Sanctions facturation électronique 2026 : ce que vous risquez vraiment
Amendes, redressement TVA, blocage des paiements clients : la liste exhaustive des sanctions applicables si votre entreprise n'est pas conforme à la réforme du 1er septembre 2026.
La réforme française de la facturation électronique entre en vigueur le 1er septembre 2026. Beaucoup d’éditeurs et de blogs jouent sur la peur, certains en exagérant, d’autres en minimisant. Voici ce que vous risquez vraiment, sourcé sur les textes officiels (article 1737 du CGI pour les sanctions, article L441-9 du Code de commerce pour les mentions obligatoires sur factures, BOFiP).

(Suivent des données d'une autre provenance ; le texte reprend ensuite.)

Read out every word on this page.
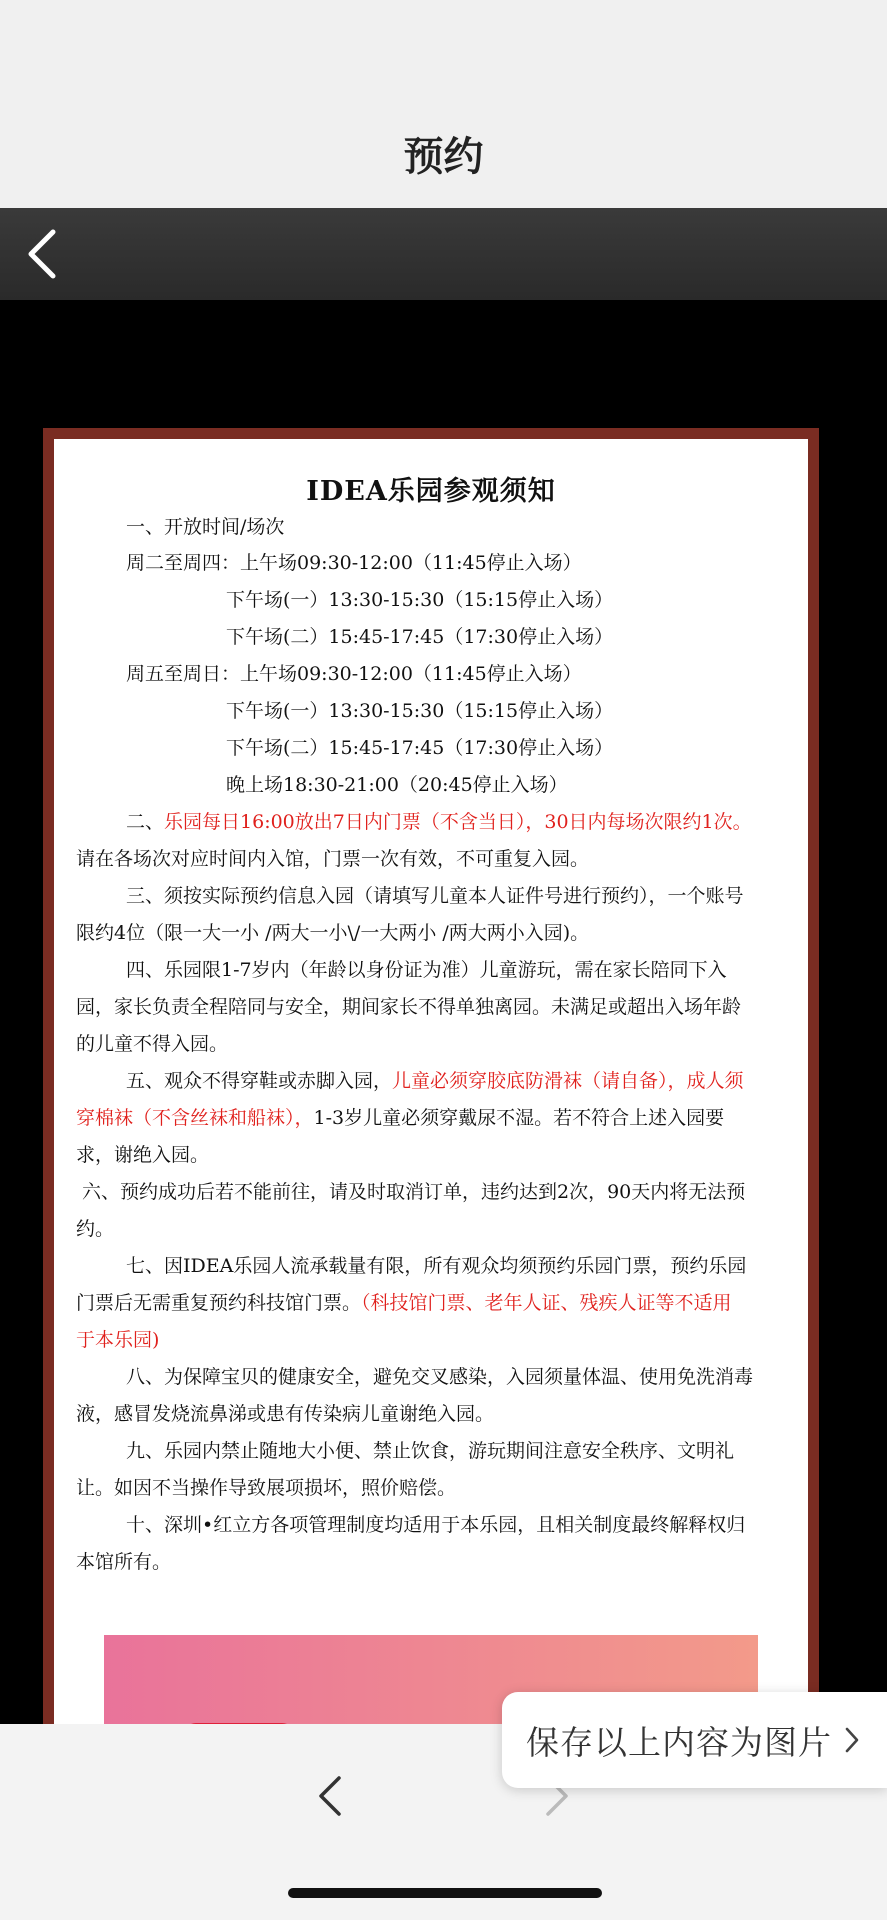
预约
IDEA乐园参观须知
一、开放时间/场次
周二至周四：上午场09:30-12:00（11:45停止入场）
下午场(一）13:30-15:30（15:15停止入场）
下午场(二）15:45-17:45（17:30停止入场）
周五至周日：上午场09:30-12:00（11:45停止入场）
下午场(一）13:30-15:30（15:15停止入场）
下午场(二）15:45-17:45（17:30停止入场）
晚上场18:30-21:00（20:45停止入场）
二、乐园每日16:00放出7日内门票（不含当日），30日内每场次限约1次。
请在各场次对应时间内入馆，门票一次有效，不可重复入园。
三、须按实际预约信息入园（请填写儿童本人证件号进行预约），一个账号
限约4位（限一大一小 /两大一小\/一大两小 /两大两小入园)。
四、乐园限1-7岁内（年龄以身份证为准）儿童游玩，需在家长陪同下入
园，家长负责全程陪同与安全，期间家长不得单独离园。未满足或超出入场年龄
的儿童不得入园。
五、观众不得穿鞋或赤脚入园，儿童必须穿胶底防滑袜（请自备），成人须
穿棉袜（不含丝袜和船袜），1-3岁儿童必须穿戴尿不湿。若不符合上述入园要
求，谢绝入园。
六、预约成功后若不能前往，请及时取消订单，违约达到2次，90天内将无法预
约。
七、因IDEA乐园人流承载量有限，所有观众均须预约乐园门票，预约乐园
门票后无需重复预约科技馆门票。（科技馆门票、老年人证、残疾人证等不适用
于本乐园)
八、为保障宝贝的健康安全，避免交叉感染，入园须量体温、使用免洗消毒
液，感冒发烧流鼻涕或患有传染病儿童谢绝入园。
九、乐园内禁止随地大小便、禁止饮食，游玩期间注意安全秩序、文明礼
让。如因不当操作导致展项损坏，照价赔偿。
十、深圳•红立方各项管理制度均适用于本乐园，且相关制度最终解释权归
本馆所有。
保存以上内容为图片
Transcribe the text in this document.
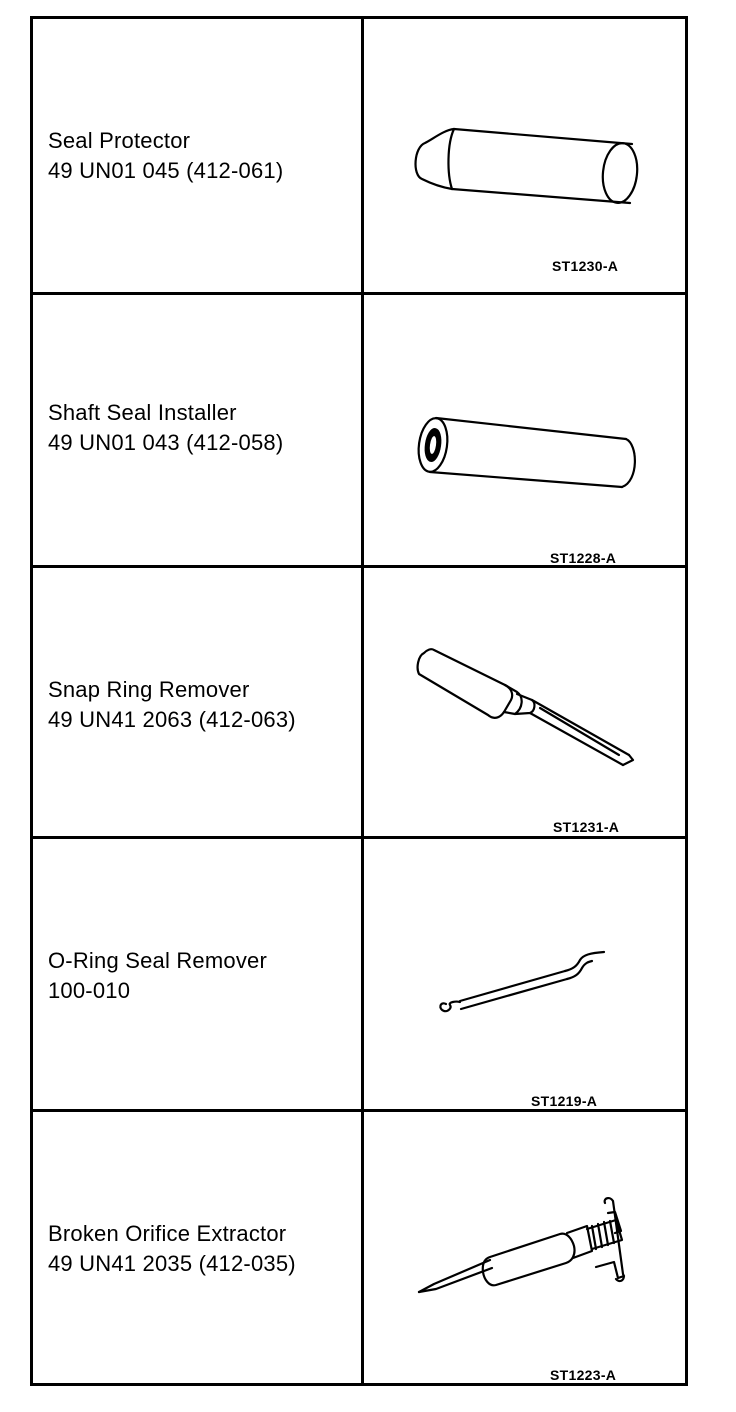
Seal Protector
49 UN01 045 (412-061)
ST1230-A
Shaft Seal Installer
49 UN01 043 (412-058)
ST1228-A
Snap Ring Remover
49 UN41 2063 (412-063)
ST1231-A
O-Ring Seal Remover
100-010
ST1219-A
Broken Orifice Extractor
49 UN41 2035 (412-035)
ST1223-A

La sanction principale : 50 € par facture non conforme
La loi de finances 2026 a relevé l’amende de 15 € à 50 € par facture émise sans respecter l’obligation de format électronique structuré (article 1737 du CGI dans sa nouvelle rédaction) :
- 50 € par facture non conforme émise après l’obligation
- Plafond : 15 000 € par an et par entreprise (cumul de toutes les factures non conformes)

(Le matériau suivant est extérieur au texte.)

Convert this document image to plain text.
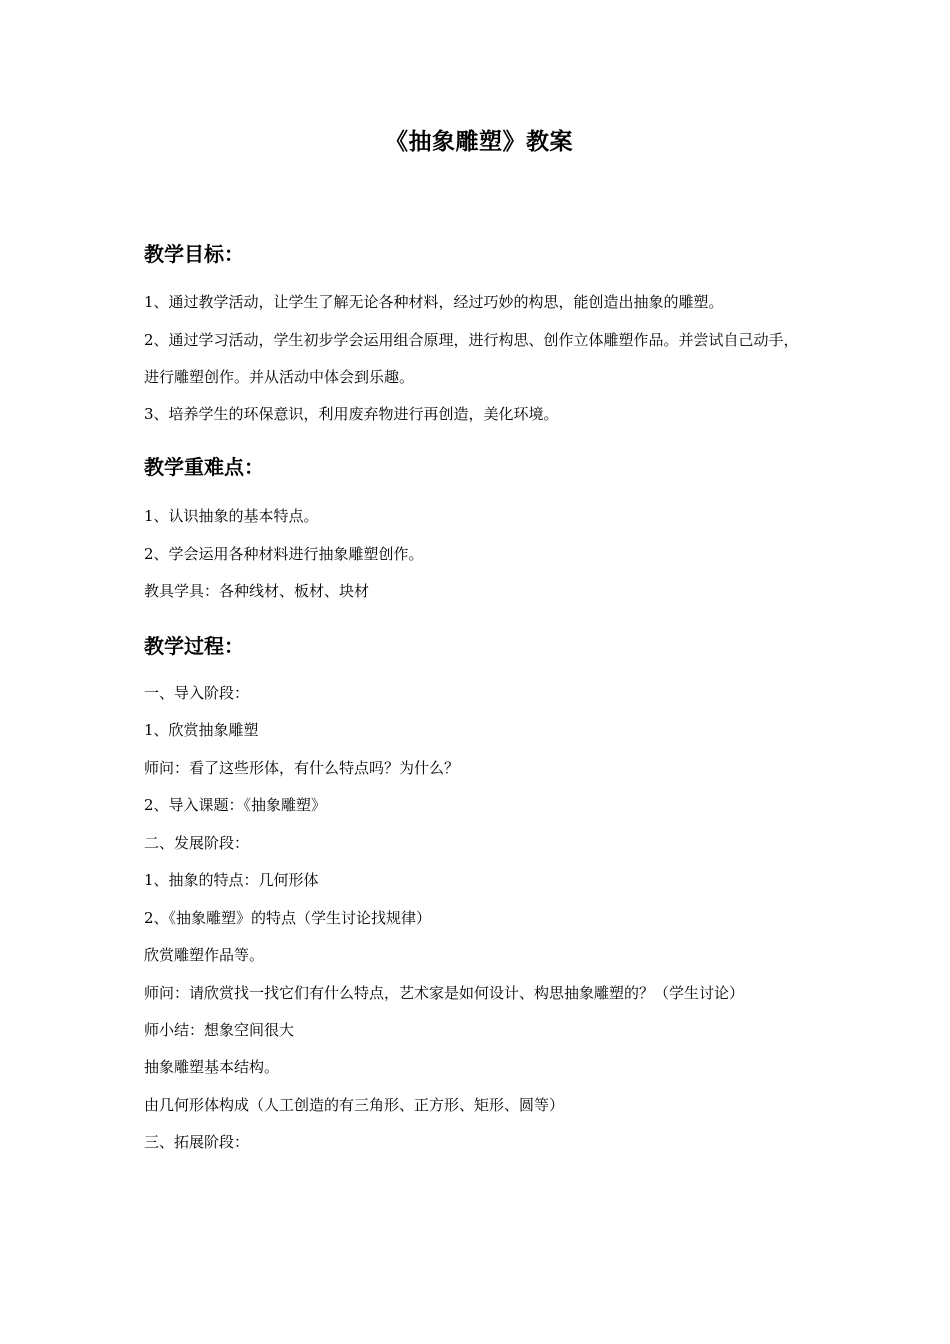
《抽象雕塑》教案
教学目标：

1、通过教学活动，让学生了解无论各种材料，经过巧妙的构思，能创造出抽象的雕塑。

2、通过学习活动，学生初步学会运用组合原理，进行构思、创作立体雕塑作品。并尝试自己动手，进行雕塑创作。并从活动中体会到乐趣。

3、培养学生的环保意识，利用废弃物进行再创造，美化环境。

教学重难点：

1、认识抽象的基本特点。

2、学会运用各种材料进行抽象雕塑创作。

教具学具：各种线材、板材、块材

教学过程：

一、导入阶段：

1、欣赏抽象雕塑

师问：看了这些形体，有什么特点吗？为什么？

2、导入课题：《抽象雕塑》

二、发展阶段：

1、抽象的特点：几何形体

2、《抽象雕塑》的特点（学生讨论找规律）

欣赏雕塑作品等。

师问：请欣赏找一找它们有什么特点，艺术家是如何设计、构思抽象雕塑的？（学生讨论）

师小结：想象空间很大

抽象雕塑基本结构。

由几何形体构成（人工创造的有三角形、正方形、矩形、圆等）

三、拓展阶段：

- Droit à l’erreur : pas d’amende en cas de première infraction (sur l’année et les 3 années précédentes) si l’infraction est réparée spontanément ou dans les 30 jours suivant une demande de l’administration
S’ajoute, au titre des mentions manquantes ou inexactes sur les factures, une amende de 15 € par mention plafonnée à 25 % du montant facturé (article 1737 II).
Sur un volume artisan typique (50 à 200 factures/an), l’amende de non-conformité au format (50 € par facture) représente 2 500 à 10 000 € par an ; le plafond de 15 000 € n’est atteint qu’au-delà de 300 factures non conformes.
Le vrai risque #1 : le redressement TVA
C’est le risque financier majeur que beaucoup ignorent.
Une facture non conforme peut être rejetée comptablement par l’administration fiscale lors d’un contrôle. Conséquences :
- Refus de la déduction TVA côté client (votre client professionnel ne peut pas récupérer la TVA → mécontent)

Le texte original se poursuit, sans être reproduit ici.